Die 57 Staaten der OSZE haben sich verpflichtet, zu landesweiten Wahlen internationale Wahlbeobachter einzuladen. Die USA haben ihre Einladung sehr früh ausgesprochen, anders als zum Beispiel Belarus. So wie die Einladungspflicht für alle OSZE-Staaten gleich ist, sind auch Methodologie und Regeln solcher Wahlbeobachtungen immer dieselben – egal, ob die OSZE eine Wahl in Russland, der Türkei, Deutschland oder eben in den USA beobachtet. Jede Mission startet ca. ein halbes Jahr vor der Wahl mit einer sogenannten Needs Assessment Mission, auf Basis derer die Experten der OSZE entscheiden, wie intensiv und aufwendig die jeweilige Wahlbeobachtung ausfallen wird. Die eigentliche Wahlbeobachtung besteht aus Langzeitbeobachtung und Kurzzeitbeobachtung, letztere beobachtet nur den eigentlichen Wahltag und die Auszählung. Die Langzeitbeobachter (im Falle Deutschlands waren es neun, trainiert und sekundiert vom Berliner Zentrum für Internationale Friedenseinsätze, ZIF) sind bereits mehrere Wochen vor dem eigentlichen Wahltag in dem jeweiligen Land und beobachten alle Geschehnisse im Vorfeld des Wahltages. Diese sechswöchige Langzeitbeobachtung war insbesondere während der US-Wahl ein ganz besonders wichtiger Bestandteil der Wahlbeobachtungsmission, da unter anderem wegen der Coronapandemie diese Wahlen durch eine Rekordzahl an Briefwählern und "Frühwählern" (Early Voting) geprägt waren. Man musste diesmal nicht wie üblich von einem Wahltag, sondern von Wahlwochen sprechen.
Abgeschlossen wird eine Wahlbeobachtung mit einer Reihe von Berichten über die jeweilige Wahl. Diese Berichte stellen auch den eigentlichen Mehrwert einer jeden Wahlbeobachtung dar. Denn die Aufgabe einer Wahlbeobachtung ist es nicht, zu bewerten, ob es eine gute oder schlechte Wahl war. Es gilt zu beobachten, ob die Wahl nationalen und internationalen Standards entspricht und danach über die Befunde Defizite und Mängel zu berichten – oder eben festzuhalten, ob Betrugsvorwürfe zutreffen oder nicht. Genau dies hat unsere Mission getan (offizieller Bericht zu finden auf www.osce.org/elections)

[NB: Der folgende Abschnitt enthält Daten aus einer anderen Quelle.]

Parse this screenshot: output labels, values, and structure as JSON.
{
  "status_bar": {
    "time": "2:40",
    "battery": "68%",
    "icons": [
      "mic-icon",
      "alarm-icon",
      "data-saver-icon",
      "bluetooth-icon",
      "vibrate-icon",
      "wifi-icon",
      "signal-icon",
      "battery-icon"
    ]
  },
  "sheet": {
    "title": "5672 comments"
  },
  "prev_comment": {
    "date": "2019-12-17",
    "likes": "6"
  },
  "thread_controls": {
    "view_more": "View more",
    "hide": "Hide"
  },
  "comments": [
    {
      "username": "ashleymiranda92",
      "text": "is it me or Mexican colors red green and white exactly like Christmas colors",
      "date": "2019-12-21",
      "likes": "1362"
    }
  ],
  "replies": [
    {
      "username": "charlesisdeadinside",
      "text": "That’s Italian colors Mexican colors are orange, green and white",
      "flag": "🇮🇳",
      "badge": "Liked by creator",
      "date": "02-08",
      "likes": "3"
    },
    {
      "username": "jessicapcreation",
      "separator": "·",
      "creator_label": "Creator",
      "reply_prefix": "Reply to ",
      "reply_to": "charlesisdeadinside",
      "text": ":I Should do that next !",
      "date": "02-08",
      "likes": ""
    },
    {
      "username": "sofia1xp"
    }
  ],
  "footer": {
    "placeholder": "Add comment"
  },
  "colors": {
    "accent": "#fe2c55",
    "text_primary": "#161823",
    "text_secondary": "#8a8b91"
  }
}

Auch wenn die US-Wahlbeobachtung Corona-bedingt kleiner ausfallen musste als geplant, waren wir dennoch in der Lage, 30 Langzeitbeobachter und 72 Kurzzeitbeobachter und Experten unter höchsten Sicherheitsvorkehrungen ins Land zu bringen – und in den meisten Bundesstaaten präsent zu sein. Für alle von uns war es verstörend, vor Ort zu erleben, wie tief eine Amtszeit Donald Trumps Amerika gespalten hat. So wie im letzten November habe ich die Hauptstadt der Vereinigten Staaten noch nie gesehen. Vernagelte Schaufenster überall, mit Platten und Schutzvorrichtungen verbarrikadiert, in der furchtvollen Erwartung von gewalttätigen Auseinandersetzungen während und vor allem nach dem Wahltag. Den Menschen konnte man die Anspannung im Gesicht ablesen. Was war aus diesem sonst so optimistischen Land geworden?

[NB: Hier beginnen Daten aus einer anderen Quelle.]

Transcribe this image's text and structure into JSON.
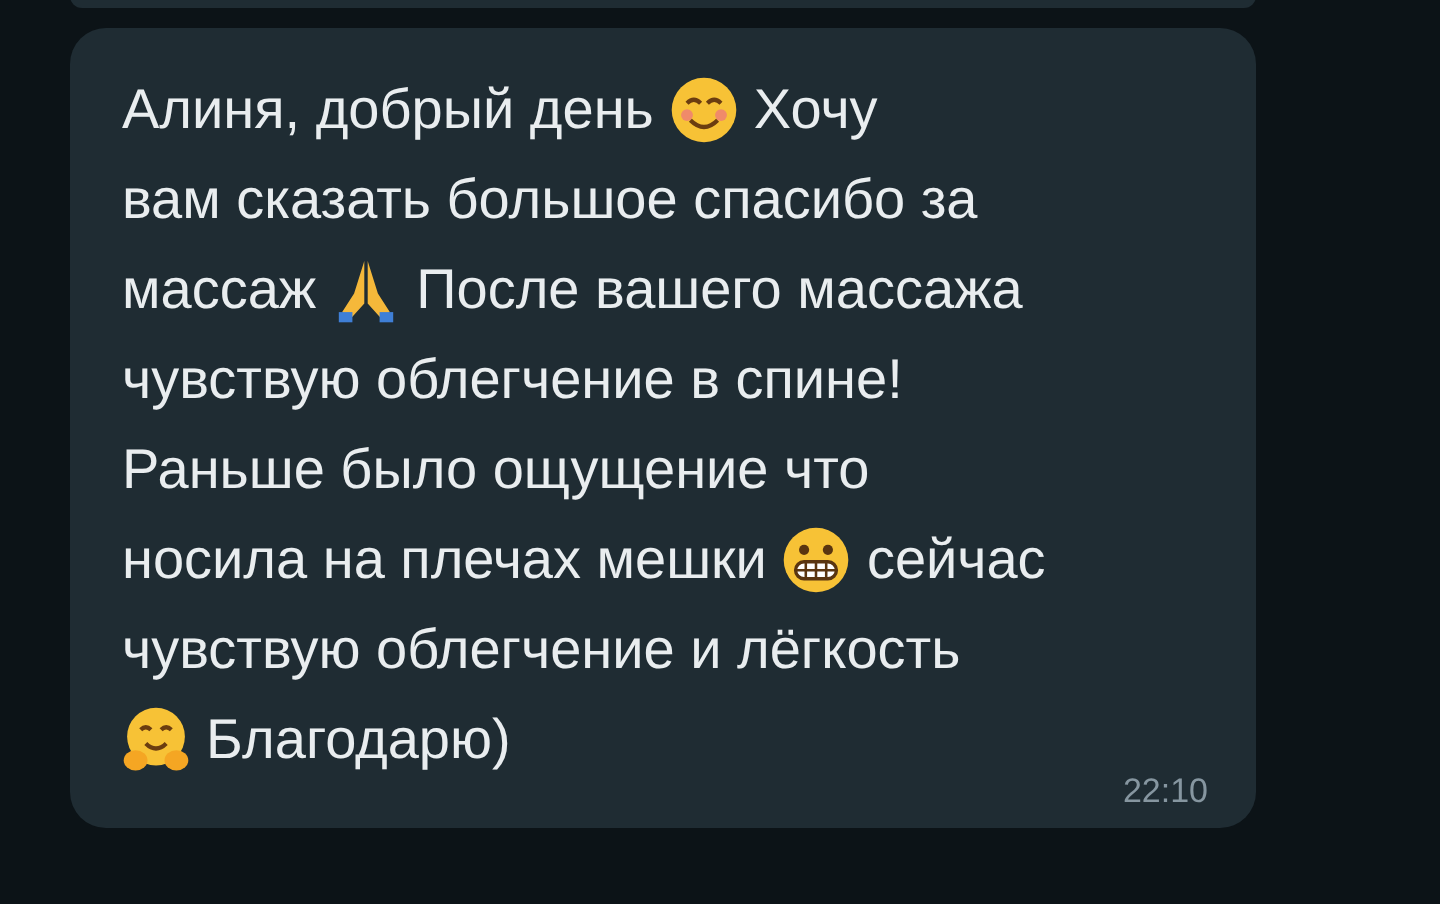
{
  "message": {
    "lines": [
      [
        {
          "kind": "text",
          "text": "Алиня, добрый день"
        },
        {
          "kind": "smile"
        },
        {
          "kind": "text",
          "text": "Хочу"
        }
      ],
      [
        {
          "kind": "text",
          "text": "вам сказать большое спасибо за"
        }
      ],
      [
        {
          "kind": "text",
          "text": "массаж"
        },
        {
          "kind": "pray"
        },
        {
          "kind": "text",
          "text": "После вашего массажа"
        }
      ],
      [
        {
          "kind": "text",
          "text": "чувствую облегчение в спине!"
        }
      ],
      [
        {
          "kind": "text",
          "text": "Раньше было ощущение что"
        }
      ],
      [
        {
          "kind": "text",
          "text": "носила на плечах мешки"
        },
        {
          "kind": "grimace"
        },
        {
          "kind": "text",
          "text": "сейчас"
        }
      ],
      [
        {
          "kind": "text",
          "text": "чувствую облегчение и лёгкость"
        }
      ],
      [
        {
          "kind": "hug"
        },
        {
          "kind": "text",
          "text": "Благодарю)"
        }
      ]
    ],
    "time": "22:10"
  }
}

Der Wahltag selbst, der 3. November, verlief ruhig und friedlich ab. Dass es so ruhig blieb, lag jedoch nicht am Amtsinhaber. Im Gegenteil, durch seine wiederholten Angriffe auf demokratische Gepflogenheiten und die ur-demokratische Institution der freien und gleichen Wahl, untergrub Trump das Vertrauen der Wähler in die Integrität des Wahlprozesses. Dass in autokratisch geführten Regimen Machthaber massiven Einfluss auf Wahlvorgänge ausüben, ist seit Jahren traurige Praxis.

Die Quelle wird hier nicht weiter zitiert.